Two, the Buhari administration’s expressed intention to borrow $4 billion from the local debt market evidences the multiple currency practices. Shamefully, it connotes the co-existence of two monetary bodies. One body governed under the 1999 Constitution, has the naira as a national currency. Another body comprising cheaters and haters of Nigeria adopts as its currency the alien U.S. dollar and wangles its stock of dollars largely from withheld FA dollar allocations against Nigeria’s interest. This unwholesome origin of the domestic dollar debt market makes it an integral part of “all the stealing and all the waste” which the Finance Minister conveniently (or is it collusively?) downplayed at the business forum as noted earlier.

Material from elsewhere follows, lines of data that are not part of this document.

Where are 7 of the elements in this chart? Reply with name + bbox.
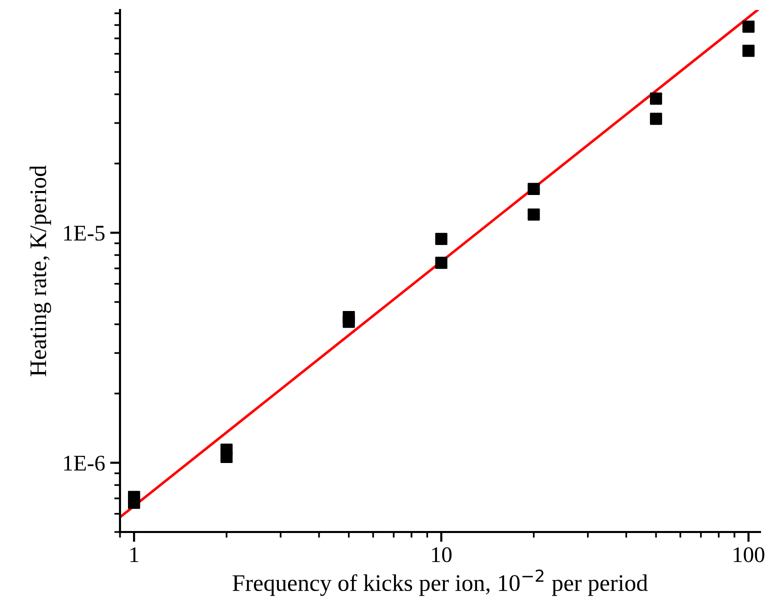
- y-tick-label: 1E-6: [64, 456, 105, 471]
- y-axis-title: Heating rate, K/period: [30, 165, 52, 376]
- x-tick-label: 100: [734, 547, 764, 562]
- y-tick-label: 1E-5: [64, 226, 105, 241]
- x-tick-label: 1: [130, 547, 138, 562]
- x-tick-label: 10: [432, 547, 452, 562]
- x-axis-title: Frequency of kicks per ion, 10$^{−2}$ per period: [232, 570, 648, 596]
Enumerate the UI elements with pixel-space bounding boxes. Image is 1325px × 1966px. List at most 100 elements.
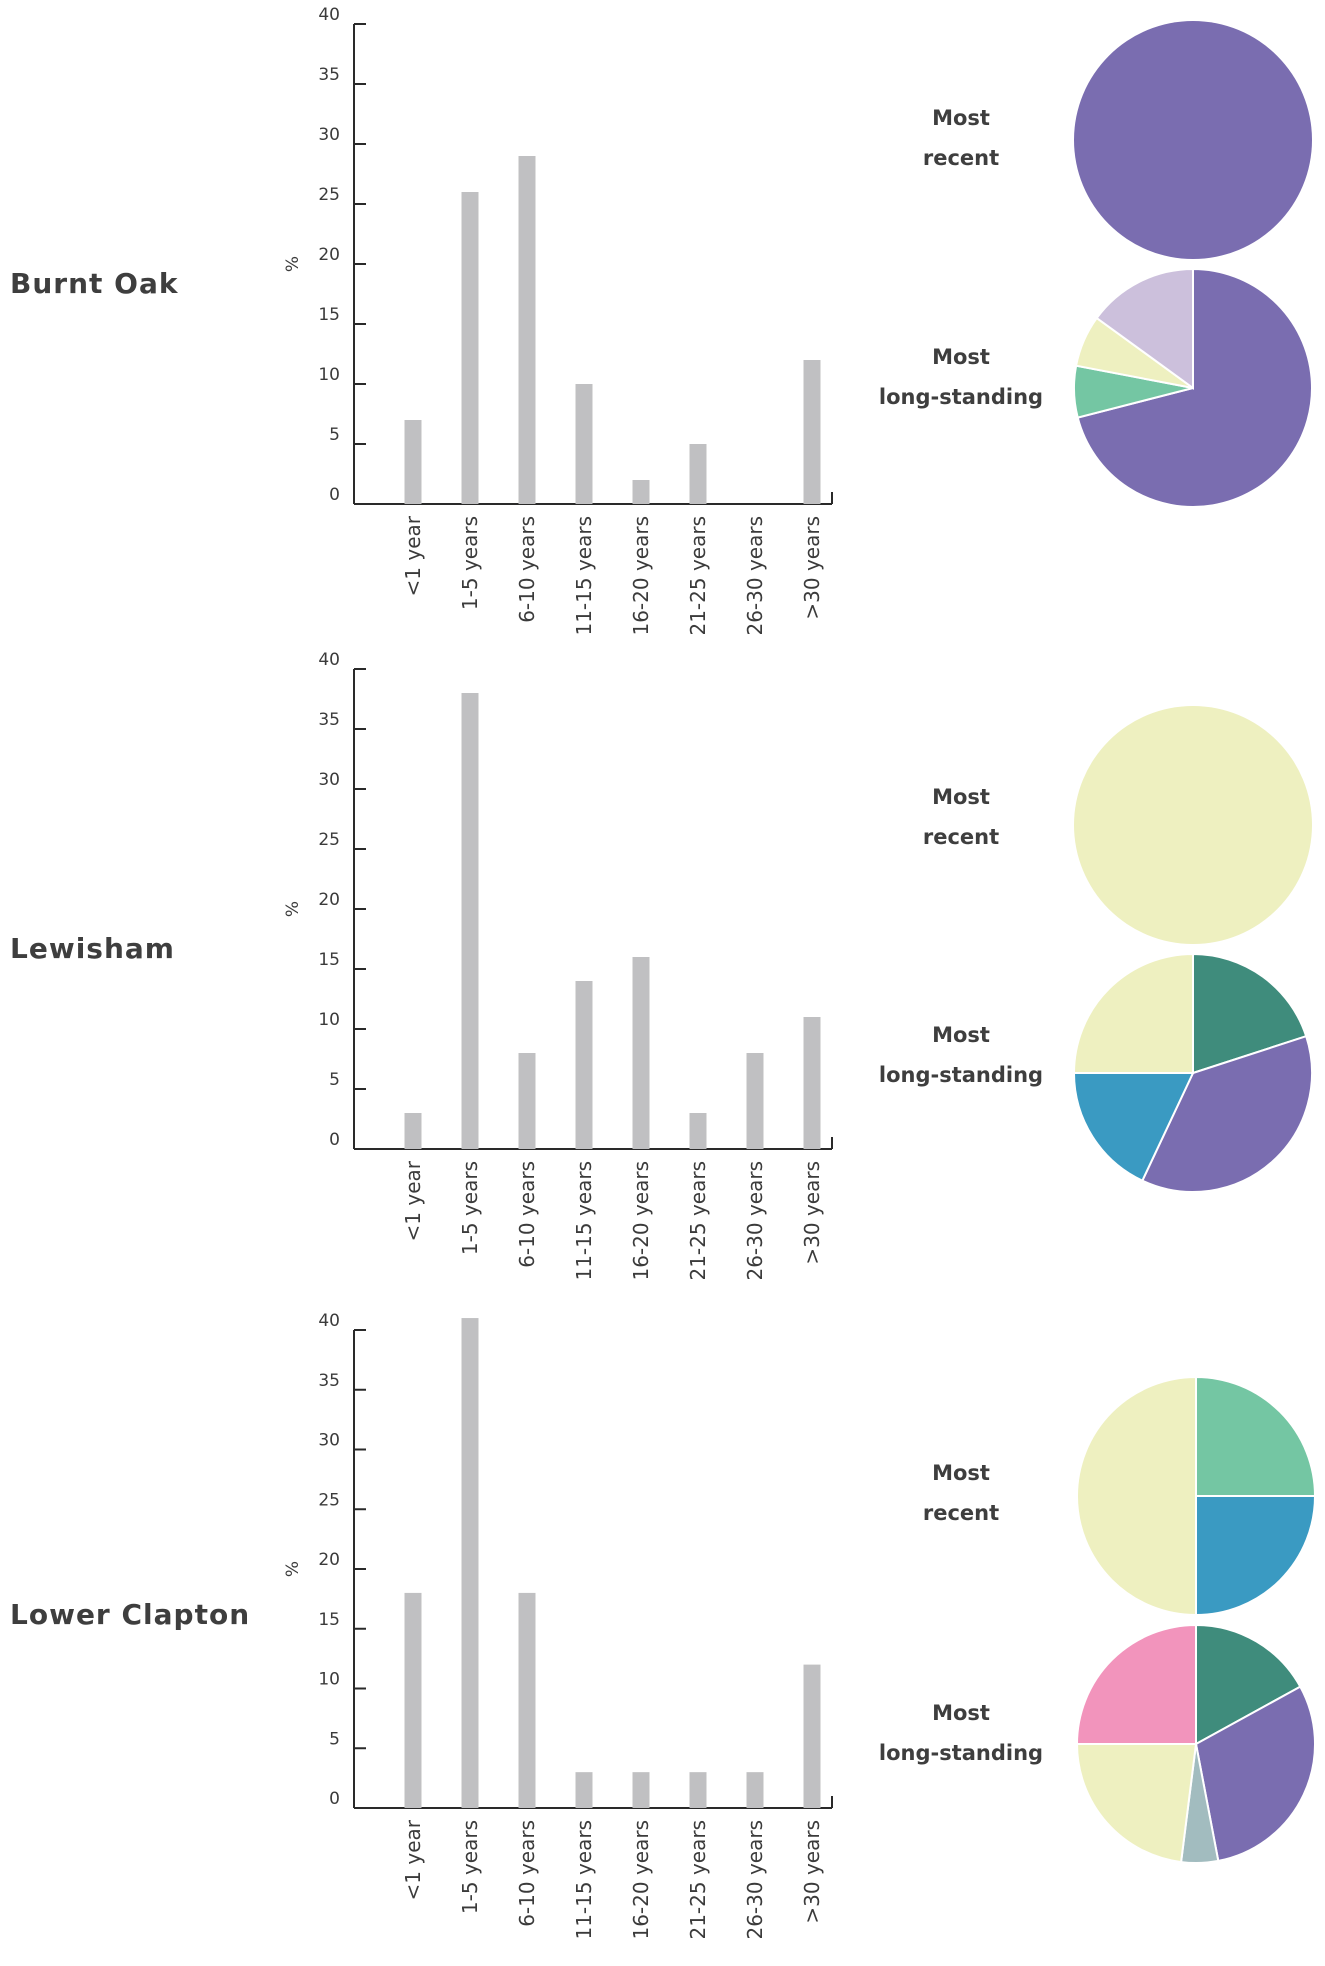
x-tick-label: 16-20 years bbox=[629, 516, 653, 636]
x-tick-label: >30 years bbox=[800, 1820, 824, 1924]
pie-label: long-standing bbox=[879, 385, 1043, 409]
pie-slice bbox=[1076, 267, 1313, 508]
bar bbox=[575, 981, 593, 1149]
pie-1 bbox=[1073, 267, 1313, 508]
bar bbox=[803, 360, 821, 504]
panel-0: Burnt Oak% 0 5 10 15 20 25 30 35 40 <1 year 1-5 yea… bbox=[10, 5, 1313, 636]
y-tick-label: 25 bbox=[318, 830, 340, 850]
x-tick-label: 21-25 years bbox=[686, 516, 710, 636]
y-tick-label: 0 bbox=[329, 1789, 340, 1809]
pie-label: recent bbox=[923, 1501, 999, 1525]
y-tick-label: 40 bbox=[318, 5, 340, 25]
x-tick-label: 6-10 years bbox=[515, 1161, 539, 1268]
y-tick-label: 15 bbox=[318, 305, 340, 325]
y-tick-label: 30 bbox=[318, 770, 340, 790]
x-tick-label: 26-30 years bbox=[743, 516, 767, 636]
pie-slice bbox=[1074, 21, 1312, 259]
bar bbox=[632, 957, 650, 1149]
bar bbox=[518, 1053, 536, 1149]
pie-slice bbox=[1195, 1623, 1302, 1746]
x-tick-label: <1 year bbox=[401, 1819, 425, 1900]
pie-slice bbox=[1076, 1375, 1197, 1617]
pie-label: Most bbox=[932, 1023, 990, 1047]
pie-1 bbox=[1072, 952, 1313, 1193]
pie-label: Most bbox=[932, 1461, 990, 1485]
bar bbox=[803, 1017, 821, 1149]
y-tick-label: 40 bbox=[318, 650, 340, 670]
y-tick-label: 20 bbox=[318, 1550, 340, 1570]
y-axis-label: % bbox=[283, 256, 303, 272]
pie-0 bbox=[1074, 21, 1312, 259]
bar bbox=[689, 1113, 707, 1149]
x-tick-label: 1-5 years bbox=[458, 1161, 482, 1255]
area-title: Lewisham bbox=[10, 932, 175, 965]
pie-label: Most bbox=[932, 106, 990, 130]
pie-slice bbox=[1095, 267, 1194, 390]
y-tick-label: 35 bbox=[318, 1371, 340, 1391]
x-tick-label: 26-30 years bbox=[743, 1820, 767, 1940]
pie-slice bbox=[1072, 1072, 1195, 1183]
y-tick-label: 40 bbox=[318, 1311, 340, 1331]
pie-0 bbox=[1074, 706, 1312, 944]
pie-slice bbox=[1140, 1034, 1313, 1193]
y-tick-label: 10 bbox=[318, 1670, 340, 1690]
bar bbox=[575, 384, 593, 504]
bar bbox=[404, 420, 422, 504]
x-tick-label: 11-15 years bbox=[572, 1161, 596, 1281]
area-title: Lower Clapton bbox=[10, 1598, 250, 1631]
y-tick-label: 15 bbox=[318, 950, 340, 970]
pie-slice bbox=[1072, 952, 1194, 1074]
bar bbox=[689, 444, 707, 504]
x-tick-label: 16-20 years bbox=[629, 1820, 653, 1940]
area-title: Burnt Oak bbox=[10, 267, 179, 300]
x-tick-label: 6-10 years bbox=[515, 1820, 539, 1927]
bar bbox=[404, 1113, 422, 1149]
pie-slice bbox=[1195, 1495, 1317, 1617]
bar bbox=[518, 1592, 536, 1808]
y-tick-label: 0 bbox=[329, 485, 340, 505]
pie-label: long-standing bbox=[879, 1741, 1043, 1765]
y-tick-label: 5 bbox=[329, 1729, 340, 1749]
bar bbox=[461, 693, 479, 1149]
y-tick-label: 35 bbox=[318, 65, 340, 85]
y-tick-label: 35 bbox=[318, 710, 340, 730]
pie-label: Most bbox=[932, 345, 990, 369]
pie-slice bbox=[1192, 952, 1308, 1075]
pie-slice bbox=[1075, 1623, 1197, 1745]
panel-1: Lewisham% 0 5 10 15 20 25 30 35 40 <1 year 1-5 year… bbox=[10, 650, 1313, 1281]
pie-slice bbox=[1075, 1743, 1198, 1864]
y-tick-label: 10 bbox=[318, 365, 340, 385]
x-tick-label: 1-5 years bbox=[458, 1820, 482, 1914]
x-tick-label: 6-10 years bbox=[515, 516, 539, 623]
bar bbox=[689, 1772, 707, 1808]
x-tick-label: <1 year bbox=[401, 1160, 425, 1241]
pie-0 bbox=[1076, 1375, 1317, 1617]
pie-slice bbox=[1194, 1685, 1316, 1863]
pie-label: Most bbox=[932, 785, 990, 809]
pie-label: Most bbox=[932, 1701, 990, 1725]
pie-slice bbox=[1074, 706, 1312, 944]
y-tick-label: 5 bbox=[329, 1070, 340, 1090]
bar bbox=[518, 156, 536, 504]
y-axis-label: % bbox=[283, 1561, 303, 1577]
x-tick-label: 21-25 years bbox=[686, 1161, 710, 1281]
bar bbox=[746, 1772, 764, 1808]
y-tick-label: 25 bbox=[318, 185, 340, 205]
bar bbox=[575, 1772, 593, 1808]
x-tick-label: 1-5 years bbox=[458, 516, 482, 610]
pie-label: recent bbox=[923, 825, 999, 849]
panel-2: Lower Clapton% 0 5 10 15 20 25 30 35 40 <1 year 1-5… bbox=[10, 1311, 1317, 1940]
pie-label: recent bbox=[923, 146, 999, 170]
y-tick-label: 30 bbox=[318, 125, 340, 145]
bar bbox=[632, 1772, 650, 1808]
bar bbox=[632, 480, 650, 504]
y-tick-label: 25 bbox=[318, 1490, 340, 1510]
x-tick-label: 11-15 years bbox=[572, 1820, 596, 1940]
bar bbox=[746, 1053, 764, 1149]
y-tick-label: 20 bbox=[318, 245, 340, 265]
x-tick-label: <1 year bbox=[401, 515, 425, 596]
x-tick-label: >30 years bbox=[800, 1161, 824, 1265]
x-tick-label: 21-25 years bbox=[686, 1820, 710, 1940]
bar bbox=[461, 1318, 479, 1808]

Thus, in place of real production that boosts overall economic prosperity, the manifest avenues of making easy money have become multiple currency practices, dollarisation and domestic dollar debt market. Being unproductive practices that sabotage the economy, they should be stamped out.
Ordinarily, the country’s public and private sector forex earnings should flow directly to fund eligible imports while the surplus forex is kept as Federal Government-owned external reserves by the CBN. But in Nigeria’s upside-down forex arrangement, the external reserves have been confiscated by the apex bank. They are called CBN’s external reserves. The CBN acquires its external reserves through printing by fiat purported naira equivalent figures that catch the apex bank’s fancy.
The presence of two monetary entities technically means the Federal Government wittingly shares Nigeria’s sovereign responsibilities and independence with imposters. Under the Oath of Office of the President contained in the 1999 Constitution, to surrender sovereign functions or part thereof amounts to gross misconduct. Therefore, the NASS should urgently draw the attention of the President to the unconstitutional development, which has thoroughly undermined national economic advancement.
All in all, the numerous policies and measures, acts and practices of economic sabotage by the Federal Government (a few of which are highlighted above) should now cease. Towards that end, the Cabinet and Economic Management Team should without delay direct both the FAAC to share FA receipts in the very currencies the amounts accrue and the CBN to operate a Single Forex Market system in the manner repeatedly outlined by this newspaper.